Study Shows Nurses are Regular Targets of Violence

UBC Reports | Vol. 50 | No. 3 | Mar.
4, 2004

But 70 per cent of incidents go unreported

By Hilary Thomson

When she went on shift that day in May 1992, Dorothy Leslie
thought it would just be another day at work. It turned out
to be her last.

An emergency room nurse with 12 years’ experience, Leslie
was the victim of a violent assault — kicked hard in the
back by a patient high on drugs — that severely aggravated
a recent back injury and resulted in chronic disability.

“I still can’t believe I’m not able to work — it all happened
in the blink of an eye,” she says. She charged the man with
assault and he was sentenced to two years plus probation.

This is the kind of situation UBC Nursing Assoc. Prof. Angela
Henderson has explored in one of only a handful of qualitative
studies ever done on nurses’ experience of workplace
violence. She interviewed about 50 nurses working in four
different clinical departments in hospitals and clinics in
western Canada and the U.K.

She found that nurses routinely encounter verbal abuse and
physical violence in the workplace.

“Nursing is a physically dangerous job — that’s nothing
new,” says Henderson, whose research focus is women and violence.
“Nurses expect a certain amount of abuse from dealing with
patients and families who are stressed. However, they were
profoundly affected by the level of ‘unnecessary’ abuse directed
at them.”

Henderson says these experiences not only have implications
for nurses’ ability to be effective in their work but
may also make it difficult to attract and retain nurses, a
key issue in the face of international nursing shortages.

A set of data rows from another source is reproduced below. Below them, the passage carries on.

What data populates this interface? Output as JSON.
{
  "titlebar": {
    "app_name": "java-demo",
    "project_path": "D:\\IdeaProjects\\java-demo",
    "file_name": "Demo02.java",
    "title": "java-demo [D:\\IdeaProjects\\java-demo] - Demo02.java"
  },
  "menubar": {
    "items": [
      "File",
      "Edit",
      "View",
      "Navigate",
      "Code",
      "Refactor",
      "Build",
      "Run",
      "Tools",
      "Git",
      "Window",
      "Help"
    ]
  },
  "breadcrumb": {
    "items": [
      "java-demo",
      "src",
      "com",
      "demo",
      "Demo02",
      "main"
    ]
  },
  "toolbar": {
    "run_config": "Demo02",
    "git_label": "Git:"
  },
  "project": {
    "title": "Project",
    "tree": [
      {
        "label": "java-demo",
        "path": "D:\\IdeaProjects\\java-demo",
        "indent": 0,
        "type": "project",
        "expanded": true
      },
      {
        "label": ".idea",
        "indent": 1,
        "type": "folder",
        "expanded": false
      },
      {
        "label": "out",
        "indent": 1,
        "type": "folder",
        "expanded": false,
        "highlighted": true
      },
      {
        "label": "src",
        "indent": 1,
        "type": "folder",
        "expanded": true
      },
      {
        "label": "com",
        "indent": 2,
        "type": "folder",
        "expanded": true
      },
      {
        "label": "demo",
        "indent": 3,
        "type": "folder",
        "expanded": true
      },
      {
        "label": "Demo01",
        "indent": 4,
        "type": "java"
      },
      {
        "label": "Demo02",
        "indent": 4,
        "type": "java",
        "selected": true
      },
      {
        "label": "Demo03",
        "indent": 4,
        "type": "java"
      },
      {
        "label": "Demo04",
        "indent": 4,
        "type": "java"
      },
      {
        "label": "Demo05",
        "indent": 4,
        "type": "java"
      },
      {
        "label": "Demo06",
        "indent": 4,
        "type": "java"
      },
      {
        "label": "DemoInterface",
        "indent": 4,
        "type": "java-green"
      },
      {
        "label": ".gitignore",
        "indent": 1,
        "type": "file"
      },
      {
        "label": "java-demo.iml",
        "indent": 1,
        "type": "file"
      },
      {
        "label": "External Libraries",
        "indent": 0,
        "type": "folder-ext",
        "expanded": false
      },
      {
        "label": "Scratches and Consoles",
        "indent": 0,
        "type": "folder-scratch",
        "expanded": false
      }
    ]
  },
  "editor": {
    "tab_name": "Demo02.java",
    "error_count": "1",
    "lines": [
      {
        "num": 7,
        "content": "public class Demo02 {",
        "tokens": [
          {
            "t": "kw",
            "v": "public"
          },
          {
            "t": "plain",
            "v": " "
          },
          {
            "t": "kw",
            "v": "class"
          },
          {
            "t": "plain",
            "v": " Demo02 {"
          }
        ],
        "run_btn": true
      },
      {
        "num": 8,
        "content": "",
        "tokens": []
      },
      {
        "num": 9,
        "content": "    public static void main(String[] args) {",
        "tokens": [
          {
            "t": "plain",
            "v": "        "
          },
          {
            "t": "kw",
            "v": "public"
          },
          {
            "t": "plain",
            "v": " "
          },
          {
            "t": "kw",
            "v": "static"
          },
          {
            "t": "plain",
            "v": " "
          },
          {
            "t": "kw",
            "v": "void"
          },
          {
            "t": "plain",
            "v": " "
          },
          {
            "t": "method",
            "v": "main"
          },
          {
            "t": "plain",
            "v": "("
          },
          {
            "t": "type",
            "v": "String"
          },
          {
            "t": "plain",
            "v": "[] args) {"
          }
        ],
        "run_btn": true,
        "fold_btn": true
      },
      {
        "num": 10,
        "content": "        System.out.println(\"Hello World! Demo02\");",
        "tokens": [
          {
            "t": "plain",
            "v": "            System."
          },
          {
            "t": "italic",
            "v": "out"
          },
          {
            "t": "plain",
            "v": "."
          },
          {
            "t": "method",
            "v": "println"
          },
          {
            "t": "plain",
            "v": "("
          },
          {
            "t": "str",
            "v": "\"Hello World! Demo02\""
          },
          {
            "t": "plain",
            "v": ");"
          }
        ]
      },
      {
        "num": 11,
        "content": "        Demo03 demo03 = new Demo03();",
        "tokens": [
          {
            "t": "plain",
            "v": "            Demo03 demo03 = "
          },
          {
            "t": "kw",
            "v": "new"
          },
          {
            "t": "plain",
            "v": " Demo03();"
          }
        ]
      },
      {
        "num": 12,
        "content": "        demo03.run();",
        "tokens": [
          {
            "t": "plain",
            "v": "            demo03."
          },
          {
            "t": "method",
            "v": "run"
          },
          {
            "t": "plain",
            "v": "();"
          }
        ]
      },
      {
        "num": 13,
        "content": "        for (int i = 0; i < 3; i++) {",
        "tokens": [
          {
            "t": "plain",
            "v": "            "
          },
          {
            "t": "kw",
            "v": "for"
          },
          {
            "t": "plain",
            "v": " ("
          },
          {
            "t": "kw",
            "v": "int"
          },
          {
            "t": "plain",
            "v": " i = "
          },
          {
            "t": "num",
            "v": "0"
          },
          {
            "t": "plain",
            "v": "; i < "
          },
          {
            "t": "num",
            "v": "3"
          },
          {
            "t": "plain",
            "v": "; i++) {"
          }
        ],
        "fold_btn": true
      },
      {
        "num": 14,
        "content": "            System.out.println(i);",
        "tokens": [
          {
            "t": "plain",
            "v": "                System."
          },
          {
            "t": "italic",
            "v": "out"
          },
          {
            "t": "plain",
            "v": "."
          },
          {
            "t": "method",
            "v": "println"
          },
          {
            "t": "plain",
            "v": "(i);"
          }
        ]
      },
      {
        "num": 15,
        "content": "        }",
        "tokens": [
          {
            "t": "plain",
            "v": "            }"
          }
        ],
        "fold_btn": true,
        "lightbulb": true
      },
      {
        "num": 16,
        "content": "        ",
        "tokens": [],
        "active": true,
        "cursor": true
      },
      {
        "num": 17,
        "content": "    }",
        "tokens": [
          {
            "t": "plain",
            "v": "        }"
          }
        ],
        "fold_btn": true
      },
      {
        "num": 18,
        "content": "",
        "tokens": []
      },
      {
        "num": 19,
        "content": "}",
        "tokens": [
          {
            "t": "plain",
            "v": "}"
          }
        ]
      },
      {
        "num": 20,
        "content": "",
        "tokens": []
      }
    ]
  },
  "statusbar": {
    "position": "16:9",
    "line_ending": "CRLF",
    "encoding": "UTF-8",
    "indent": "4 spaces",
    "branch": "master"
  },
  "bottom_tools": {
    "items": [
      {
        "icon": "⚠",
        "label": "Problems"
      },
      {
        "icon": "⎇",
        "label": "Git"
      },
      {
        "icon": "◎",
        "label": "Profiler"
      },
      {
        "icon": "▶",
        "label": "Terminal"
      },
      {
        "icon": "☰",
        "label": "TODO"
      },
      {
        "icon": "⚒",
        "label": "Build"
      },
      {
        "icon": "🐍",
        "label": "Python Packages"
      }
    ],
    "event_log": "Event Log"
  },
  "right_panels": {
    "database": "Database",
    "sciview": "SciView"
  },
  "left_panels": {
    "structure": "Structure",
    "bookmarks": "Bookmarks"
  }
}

Linda Silas, president of the Canadian Federation of Nurses
Unions, agrees.

“This is a growing problem because violence at work
is not being addressed, despite zero tolerance policies,”
she says, noting that few incidents result in charges being
laid with police. “It’s hard to focus on this
issue when the nursing shortage issue is so acute. But when
workplaces are understaffed it just adds to the pressure for
both nurses and patients and aggressiveness builds.”

Henderson’s findings, recently published in the Canadian
Journal of Nursing Leadership, were that nearly all the nurses
interviewed had been personally threatened at work and several
had been assaulted and disabled from work because of injuries.

One emergency room (ER) nurse was admitted on a stretcher
to her own ER following an attack by a man angry at being
kept waiting to have his sore throat examined. In addition
to physical assaults, violent acts reported in the study included
emotional abuse, sexual harassment and sexual assault.

Vickie Fowler, (not interviewed in the study) is an emergency
room nurse with 25 years’ experience. She was bitten
by a violent patient who was being restrained by six people.
The patient had hepatitis C and Fowler spent a year having
blood tests to find out if she had contracted the disease.

“I was furious — I was trying to save her life,” says Fowler,
who says she was pretty disappointed in the support she received
from management. She charged the individual with assault and
the woman was sentenced to six months’ house arrest. “We have
to stand up for our own rights. I tell my co-workers that.
It’s just not right to put up with the abuse.”

Inadequate response by administrators was a common theme
in the nurses’ accounts. Supervisors often were unsupportive
and some nurses who had been assaulted or threatened were
discouraged from reporting the violation to supervisors, administrators
or the police. An ER nurse who had been attacked was told
to delay her police interview and go back to work.

In addition, some nurses’ stories described a double
standard where violence against nurses was accepted but violence
against doctors was not.

“Interestingly, it’s the situations where nurses felt they
were held in contempt that bothered them the most — not the
lethal or dangerous ones,” says Henderson. “When administrators
tolerate verbal or physical violence against nurses, they
send a message to the public and to nurses that they are not
valued.”

Despite descriptions of high levels of abuse, most nurses
feel that no one other than nurses takes the threats seriously,
says Henderson. As many as 70 per cent of incidents are unreported
according to a 2001 study of nurses’ experience of violence
in Alberta and B.C. hospitals, reported in the Canadian Journal
of Nursing Research. That study also reported that nearly
half of the almost 9,000 nurses surveyed had experienced one
or more types of violence in the last five shifts worked.

Henderson would like to see more reporting to bring the issue
out into the open and allow for interventions. Most important,
she says, is that health-care workplaces must exemplify safety.

“If nurses are to support others, they must feel supported
and safe themselves. In particular, if we want nurses to work
with female victims of violence, we need to demonstrate that
nurses’ safety is important and that they will be protected
when they intervene in difficult situations.”